Trump's Eugenics Attack: Migrants Have 'Murder Genes'


During an interview with Hugh Hewitt, Trump reiterated his fascination with Eugenics and insanely claimed migrants coming into the country have the murder gene.

Trump was rambling and disassembling with his attack on VP Harris, when his addled brain went off into a tangent about murderers and their genes.

This narcissistic buffoon is cracked.

TRUMP: [Kamala Harris] wants to go into government housing. She wants to go into government feeding, she wants to feed people. She wants to feed people governmentally (huh?) She wants to go into a communist party type system.

When you look at the things that she proposes, they’re so far off, she has no clue.

How about allowing people to come through an open border, 13,000 of which were murderers, many of them murdered far more than one person, and they’re now happily living in the United States.

You know, now a murderer, I believe this, it’s in their genes, and we got a lot of bad genes in our country right now.

HEWITT: It’s astonishing what is happening.

Hugh Hewitt, the Gumby of right-wing interviewers, response to Trump’s vitriol was to say he’s “just astonished”?

Trump’s focus on his family’s genes is not new. He’s been using it for decades, trying to convince people he is superior to other humans.

Reminds me of Nazi Germany.

Every criticism he made about Harris is a lie.
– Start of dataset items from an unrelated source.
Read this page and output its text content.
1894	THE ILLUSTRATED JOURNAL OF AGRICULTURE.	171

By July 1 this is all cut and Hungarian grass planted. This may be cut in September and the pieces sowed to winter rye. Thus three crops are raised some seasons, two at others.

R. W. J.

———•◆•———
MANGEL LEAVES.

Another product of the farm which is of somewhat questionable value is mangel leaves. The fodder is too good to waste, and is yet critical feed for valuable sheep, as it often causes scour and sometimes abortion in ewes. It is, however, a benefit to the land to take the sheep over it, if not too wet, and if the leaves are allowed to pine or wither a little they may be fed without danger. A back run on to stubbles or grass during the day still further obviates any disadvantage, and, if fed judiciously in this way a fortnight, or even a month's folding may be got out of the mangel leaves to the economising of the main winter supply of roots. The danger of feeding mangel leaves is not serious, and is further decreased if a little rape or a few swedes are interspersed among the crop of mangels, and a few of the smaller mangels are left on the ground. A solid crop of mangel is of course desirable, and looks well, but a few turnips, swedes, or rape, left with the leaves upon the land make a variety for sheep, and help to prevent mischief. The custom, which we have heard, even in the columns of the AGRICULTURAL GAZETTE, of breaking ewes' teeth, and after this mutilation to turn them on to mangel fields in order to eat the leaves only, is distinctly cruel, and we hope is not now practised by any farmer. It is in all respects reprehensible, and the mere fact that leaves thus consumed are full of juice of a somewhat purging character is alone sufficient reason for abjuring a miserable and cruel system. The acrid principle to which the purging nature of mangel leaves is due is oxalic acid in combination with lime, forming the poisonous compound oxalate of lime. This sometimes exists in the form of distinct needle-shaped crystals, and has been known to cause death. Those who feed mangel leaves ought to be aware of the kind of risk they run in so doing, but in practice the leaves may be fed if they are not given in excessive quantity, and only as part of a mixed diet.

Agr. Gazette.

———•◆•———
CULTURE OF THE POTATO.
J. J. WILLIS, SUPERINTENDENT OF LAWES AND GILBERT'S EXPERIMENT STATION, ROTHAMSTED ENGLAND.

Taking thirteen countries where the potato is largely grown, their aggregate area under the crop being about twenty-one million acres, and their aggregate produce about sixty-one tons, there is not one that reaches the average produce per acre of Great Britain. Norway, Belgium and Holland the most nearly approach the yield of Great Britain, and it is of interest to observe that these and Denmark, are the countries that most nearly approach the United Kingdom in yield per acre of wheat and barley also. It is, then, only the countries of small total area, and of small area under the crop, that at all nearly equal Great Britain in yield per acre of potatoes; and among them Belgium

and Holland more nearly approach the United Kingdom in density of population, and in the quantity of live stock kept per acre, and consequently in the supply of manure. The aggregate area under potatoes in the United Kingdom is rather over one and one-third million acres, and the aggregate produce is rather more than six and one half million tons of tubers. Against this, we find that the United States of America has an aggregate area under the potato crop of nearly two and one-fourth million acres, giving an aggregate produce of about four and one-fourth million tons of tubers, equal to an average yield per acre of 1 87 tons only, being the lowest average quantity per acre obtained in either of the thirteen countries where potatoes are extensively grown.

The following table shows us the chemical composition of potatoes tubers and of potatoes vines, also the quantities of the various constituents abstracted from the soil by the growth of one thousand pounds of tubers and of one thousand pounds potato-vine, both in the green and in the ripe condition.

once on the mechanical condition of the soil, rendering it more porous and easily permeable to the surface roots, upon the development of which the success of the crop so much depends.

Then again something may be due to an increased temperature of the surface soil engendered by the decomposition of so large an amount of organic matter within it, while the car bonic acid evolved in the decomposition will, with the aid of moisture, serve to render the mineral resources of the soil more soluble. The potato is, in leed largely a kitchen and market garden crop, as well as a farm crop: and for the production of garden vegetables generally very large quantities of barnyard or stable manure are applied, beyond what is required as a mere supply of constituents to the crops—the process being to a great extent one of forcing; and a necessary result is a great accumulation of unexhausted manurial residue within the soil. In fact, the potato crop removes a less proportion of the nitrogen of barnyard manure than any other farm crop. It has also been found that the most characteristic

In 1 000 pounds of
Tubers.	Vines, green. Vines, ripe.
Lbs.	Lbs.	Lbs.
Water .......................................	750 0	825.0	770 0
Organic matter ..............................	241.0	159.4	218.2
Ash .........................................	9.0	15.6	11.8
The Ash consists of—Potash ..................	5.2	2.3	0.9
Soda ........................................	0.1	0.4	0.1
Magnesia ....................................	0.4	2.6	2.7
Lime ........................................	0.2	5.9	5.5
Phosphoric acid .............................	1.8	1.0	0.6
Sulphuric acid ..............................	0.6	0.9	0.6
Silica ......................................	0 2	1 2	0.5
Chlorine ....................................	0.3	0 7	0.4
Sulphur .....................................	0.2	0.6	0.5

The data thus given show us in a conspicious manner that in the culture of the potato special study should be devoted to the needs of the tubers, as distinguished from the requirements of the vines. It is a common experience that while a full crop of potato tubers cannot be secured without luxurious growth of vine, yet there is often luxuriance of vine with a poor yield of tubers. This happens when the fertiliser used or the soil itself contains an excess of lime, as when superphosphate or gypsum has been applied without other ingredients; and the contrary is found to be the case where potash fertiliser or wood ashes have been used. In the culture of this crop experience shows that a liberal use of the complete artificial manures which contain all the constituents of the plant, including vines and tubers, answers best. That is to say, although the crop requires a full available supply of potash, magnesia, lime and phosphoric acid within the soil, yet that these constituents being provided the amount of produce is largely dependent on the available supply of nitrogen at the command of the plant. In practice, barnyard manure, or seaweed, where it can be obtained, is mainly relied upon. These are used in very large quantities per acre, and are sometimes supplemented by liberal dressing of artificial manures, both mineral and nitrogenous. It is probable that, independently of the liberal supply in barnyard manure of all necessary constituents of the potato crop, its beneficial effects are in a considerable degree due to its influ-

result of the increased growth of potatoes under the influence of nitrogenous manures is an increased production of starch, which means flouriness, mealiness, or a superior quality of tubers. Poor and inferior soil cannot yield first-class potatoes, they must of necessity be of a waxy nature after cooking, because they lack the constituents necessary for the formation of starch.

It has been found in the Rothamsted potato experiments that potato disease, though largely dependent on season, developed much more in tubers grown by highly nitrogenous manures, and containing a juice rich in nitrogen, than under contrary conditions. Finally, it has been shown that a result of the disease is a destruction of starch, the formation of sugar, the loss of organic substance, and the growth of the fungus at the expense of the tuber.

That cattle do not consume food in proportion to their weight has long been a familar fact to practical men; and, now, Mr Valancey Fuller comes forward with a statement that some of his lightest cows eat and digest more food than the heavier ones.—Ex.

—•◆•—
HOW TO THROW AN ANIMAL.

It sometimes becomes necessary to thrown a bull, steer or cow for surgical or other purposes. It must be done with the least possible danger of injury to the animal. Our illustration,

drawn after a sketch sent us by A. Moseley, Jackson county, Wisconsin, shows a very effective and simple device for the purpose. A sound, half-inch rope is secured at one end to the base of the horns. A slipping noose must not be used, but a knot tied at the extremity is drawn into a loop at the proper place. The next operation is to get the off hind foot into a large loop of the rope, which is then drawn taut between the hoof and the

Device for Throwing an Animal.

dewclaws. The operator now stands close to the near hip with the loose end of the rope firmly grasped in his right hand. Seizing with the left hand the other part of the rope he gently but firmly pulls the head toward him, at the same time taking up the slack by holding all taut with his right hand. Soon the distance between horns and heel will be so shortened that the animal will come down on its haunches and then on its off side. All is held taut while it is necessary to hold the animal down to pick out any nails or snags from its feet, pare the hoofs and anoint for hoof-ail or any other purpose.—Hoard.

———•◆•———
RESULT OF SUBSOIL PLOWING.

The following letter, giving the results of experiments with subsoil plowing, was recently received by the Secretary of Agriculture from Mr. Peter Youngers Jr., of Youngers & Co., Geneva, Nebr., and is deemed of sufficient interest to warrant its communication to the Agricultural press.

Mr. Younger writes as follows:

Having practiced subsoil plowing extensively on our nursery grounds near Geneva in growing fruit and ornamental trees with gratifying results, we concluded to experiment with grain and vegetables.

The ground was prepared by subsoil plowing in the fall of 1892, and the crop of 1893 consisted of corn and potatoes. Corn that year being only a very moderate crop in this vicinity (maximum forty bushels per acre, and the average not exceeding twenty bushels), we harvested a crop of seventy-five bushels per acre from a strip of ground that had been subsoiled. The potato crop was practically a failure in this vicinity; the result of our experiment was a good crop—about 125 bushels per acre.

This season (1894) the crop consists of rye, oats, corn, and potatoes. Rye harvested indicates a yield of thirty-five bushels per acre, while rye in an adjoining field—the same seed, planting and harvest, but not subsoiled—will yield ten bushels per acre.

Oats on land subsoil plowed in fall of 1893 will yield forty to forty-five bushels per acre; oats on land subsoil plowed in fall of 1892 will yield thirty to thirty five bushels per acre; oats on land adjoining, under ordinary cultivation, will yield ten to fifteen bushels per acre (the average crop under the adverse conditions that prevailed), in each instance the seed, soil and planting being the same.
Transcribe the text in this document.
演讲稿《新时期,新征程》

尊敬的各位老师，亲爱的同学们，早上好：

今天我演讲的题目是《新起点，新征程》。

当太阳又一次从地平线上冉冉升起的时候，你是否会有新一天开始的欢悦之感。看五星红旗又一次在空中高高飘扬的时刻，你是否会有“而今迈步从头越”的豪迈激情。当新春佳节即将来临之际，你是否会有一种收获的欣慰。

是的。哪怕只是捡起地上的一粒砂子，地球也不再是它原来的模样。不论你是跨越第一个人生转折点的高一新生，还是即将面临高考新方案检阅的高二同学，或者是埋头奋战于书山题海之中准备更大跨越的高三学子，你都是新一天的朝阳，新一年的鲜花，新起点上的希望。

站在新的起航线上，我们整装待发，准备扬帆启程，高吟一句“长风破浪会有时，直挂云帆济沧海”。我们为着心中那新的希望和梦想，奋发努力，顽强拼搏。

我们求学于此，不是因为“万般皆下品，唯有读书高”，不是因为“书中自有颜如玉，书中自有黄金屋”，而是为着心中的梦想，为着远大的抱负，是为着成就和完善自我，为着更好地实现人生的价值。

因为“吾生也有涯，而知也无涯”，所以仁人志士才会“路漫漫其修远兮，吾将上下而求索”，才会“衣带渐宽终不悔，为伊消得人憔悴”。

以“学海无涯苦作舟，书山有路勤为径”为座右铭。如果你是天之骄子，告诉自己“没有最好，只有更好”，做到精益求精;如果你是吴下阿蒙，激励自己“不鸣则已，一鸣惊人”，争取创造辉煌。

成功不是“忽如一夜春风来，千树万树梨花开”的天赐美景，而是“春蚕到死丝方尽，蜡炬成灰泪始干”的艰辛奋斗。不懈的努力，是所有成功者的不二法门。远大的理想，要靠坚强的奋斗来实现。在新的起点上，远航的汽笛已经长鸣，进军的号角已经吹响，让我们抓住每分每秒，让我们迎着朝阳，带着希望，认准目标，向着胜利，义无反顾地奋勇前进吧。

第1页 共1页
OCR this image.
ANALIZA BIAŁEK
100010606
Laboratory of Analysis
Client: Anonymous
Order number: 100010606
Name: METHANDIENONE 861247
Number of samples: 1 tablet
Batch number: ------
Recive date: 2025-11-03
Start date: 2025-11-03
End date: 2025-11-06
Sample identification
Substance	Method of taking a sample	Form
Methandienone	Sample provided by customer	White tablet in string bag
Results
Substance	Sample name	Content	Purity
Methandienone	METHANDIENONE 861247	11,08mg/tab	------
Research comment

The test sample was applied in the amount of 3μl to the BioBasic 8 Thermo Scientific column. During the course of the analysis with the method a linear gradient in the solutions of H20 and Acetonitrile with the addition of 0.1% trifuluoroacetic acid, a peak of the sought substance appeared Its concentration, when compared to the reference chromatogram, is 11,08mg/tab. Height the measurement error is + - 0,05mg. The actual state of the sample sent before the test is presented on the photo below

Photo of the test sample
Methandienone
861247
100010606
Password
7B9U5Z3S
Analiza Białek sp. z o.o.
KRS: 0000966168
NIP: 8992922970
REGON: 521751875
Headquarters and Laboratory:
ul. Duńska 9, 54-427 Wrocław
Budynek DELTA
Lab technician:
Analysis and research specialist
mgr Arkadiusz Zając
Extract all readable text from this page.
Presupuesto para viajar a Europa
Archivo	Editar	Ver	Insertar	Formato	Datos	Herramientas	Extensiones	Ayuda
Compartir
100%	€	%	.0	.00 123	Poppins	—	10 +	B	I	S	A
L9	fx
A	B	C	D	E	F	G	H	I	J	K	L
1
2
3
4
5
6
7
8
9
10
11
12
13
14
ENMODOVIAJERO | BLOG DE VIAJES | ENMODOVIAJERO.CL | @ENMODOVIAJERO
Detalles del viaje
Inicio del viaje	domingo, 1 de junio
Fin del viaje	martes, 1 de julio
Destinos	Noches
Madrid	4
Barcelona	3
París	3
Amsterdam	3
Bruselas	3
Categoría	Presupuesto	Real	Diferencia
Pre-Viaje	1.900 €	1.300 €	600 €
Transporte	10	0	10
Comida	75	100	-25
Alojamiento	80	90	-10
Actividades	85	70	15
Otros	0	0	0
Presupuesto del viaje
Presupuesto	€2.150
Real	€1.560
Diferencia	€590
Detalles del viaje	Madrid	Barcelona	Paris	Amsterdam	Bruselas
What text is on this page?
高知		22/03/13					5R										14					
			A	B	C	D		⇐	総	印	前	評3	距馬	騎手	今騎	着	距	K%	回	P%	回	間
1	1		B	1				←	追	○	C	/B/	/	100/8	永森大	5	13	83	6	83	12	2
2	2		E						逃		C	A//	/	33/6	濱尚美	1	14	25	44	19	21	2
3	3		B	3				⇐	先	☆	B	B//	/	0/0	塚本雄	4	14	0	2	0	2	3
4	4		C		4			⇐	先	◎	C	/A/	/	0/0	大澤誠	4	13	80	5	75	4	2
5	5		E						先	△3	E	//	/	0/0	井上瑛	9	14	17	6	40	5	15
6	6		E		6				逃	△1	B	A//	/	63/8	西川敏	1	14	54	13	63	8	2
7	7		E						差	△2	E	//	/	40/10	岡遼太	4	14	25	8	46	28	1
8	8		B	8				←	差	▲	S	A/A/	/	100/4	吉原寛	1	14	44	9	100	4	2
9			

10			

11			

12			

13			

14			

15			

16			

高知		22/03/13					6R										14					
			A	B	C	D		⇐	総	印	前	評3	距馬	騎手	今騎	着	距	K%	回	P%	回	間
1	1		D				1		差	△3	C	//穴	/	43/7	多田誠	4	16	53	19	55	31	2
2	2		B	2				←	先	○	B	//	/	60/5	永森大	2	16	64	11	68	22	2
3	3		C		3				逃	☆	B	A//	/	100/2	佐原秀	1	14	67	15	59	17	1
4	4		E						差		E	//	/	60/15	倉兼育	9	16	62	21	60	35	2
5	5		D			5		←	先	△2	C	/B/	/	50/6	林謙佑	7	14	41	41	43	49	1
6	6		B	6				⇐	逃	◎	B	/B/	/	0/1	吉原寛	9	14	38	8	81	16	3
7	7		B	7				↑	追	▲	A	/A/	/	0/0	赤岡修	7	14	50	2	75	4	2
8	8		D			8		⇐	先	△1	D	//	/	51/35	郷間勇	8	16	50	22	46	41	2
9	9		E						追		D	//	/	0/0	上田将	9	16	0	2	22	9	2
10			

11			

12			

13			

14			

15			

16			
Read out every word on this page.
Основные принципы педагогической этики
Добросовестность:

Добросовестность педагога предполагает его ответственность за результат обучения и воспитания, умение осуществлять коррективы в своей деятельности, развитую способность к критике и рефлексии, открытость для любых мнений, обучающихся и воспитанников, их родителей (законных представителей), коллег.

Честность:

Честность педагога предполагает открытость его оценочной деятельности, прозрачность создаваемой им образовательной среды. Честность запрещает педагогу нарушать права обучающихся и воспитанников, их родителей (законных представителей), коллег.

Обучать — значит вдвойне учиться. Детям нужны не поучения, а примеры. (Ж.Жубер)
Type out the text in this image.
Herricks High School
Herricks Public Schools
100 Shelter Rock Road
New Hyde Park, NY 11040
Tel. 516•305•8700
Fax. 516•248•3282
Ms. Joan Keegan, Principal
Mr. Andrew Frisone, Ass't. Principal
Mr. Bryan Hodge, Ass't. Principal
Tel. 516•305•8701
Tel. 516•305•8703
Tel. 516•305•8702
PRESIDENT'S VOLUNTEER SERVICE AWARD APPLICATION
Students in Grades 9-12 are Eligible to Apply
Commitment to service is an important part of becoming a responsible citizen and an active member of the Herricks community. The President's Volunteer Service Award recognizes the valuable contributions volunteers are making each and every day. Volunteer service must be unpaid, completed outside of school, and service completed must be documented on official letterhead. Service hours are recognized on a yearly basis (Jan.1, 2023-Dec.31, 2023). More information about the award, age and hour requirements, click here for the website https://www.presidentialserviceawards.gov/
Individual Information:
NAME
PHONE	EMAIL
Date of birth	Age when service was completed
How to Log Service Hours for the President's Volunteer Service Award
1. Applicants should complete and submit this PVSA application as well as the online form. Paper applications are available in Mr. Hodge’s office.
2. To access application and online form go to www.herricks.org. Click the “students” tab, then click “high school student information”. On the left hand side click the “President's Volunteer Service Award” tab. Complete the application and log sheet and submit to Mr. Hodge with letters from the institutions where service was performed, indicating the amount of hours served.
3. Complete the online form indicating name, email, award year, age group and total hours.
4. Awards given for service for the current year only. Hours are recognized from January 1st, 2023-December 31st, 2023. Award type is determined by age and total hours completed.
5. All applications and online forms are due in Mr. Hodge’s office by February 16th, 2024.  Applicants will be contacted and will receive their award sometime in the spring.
MAGA is pumping out more incredible and despicable lies as the election creeps closer.

In 2020, CNN: The dark subtext of Trump’s ‘good genes’ compliment

“I have Ivy League education, smart guy, good genes. I have great genes and all that stuff, which I’m a believer in,” Trump told a crowd in Mississippi in 2016.

“Well, I think I was born with a drive for success,” he told CNN in 2010. “I’m a gene believer. Hey, when you connect two racehorses, you usually end up with a fast horse. And I really was – you know, I had a – a good gene pool from the standpoint of that.”

“You have to be born lucky in the sense that you have to have the right genes,” Trump told Oprah Winfrey in 1988.

NY Times, “Michael D’Antonio, who wrote a biography of Mr. Trump in 2015, has credited this view to Mr. Trump’s father. Mr. D’Antonio told PBS’s “Frontline” in a 2017 documentary that members of the Trump family believed that “there are superior people, and that if you put together the genes of a superior woman and a superior man, you get a superior offspring.”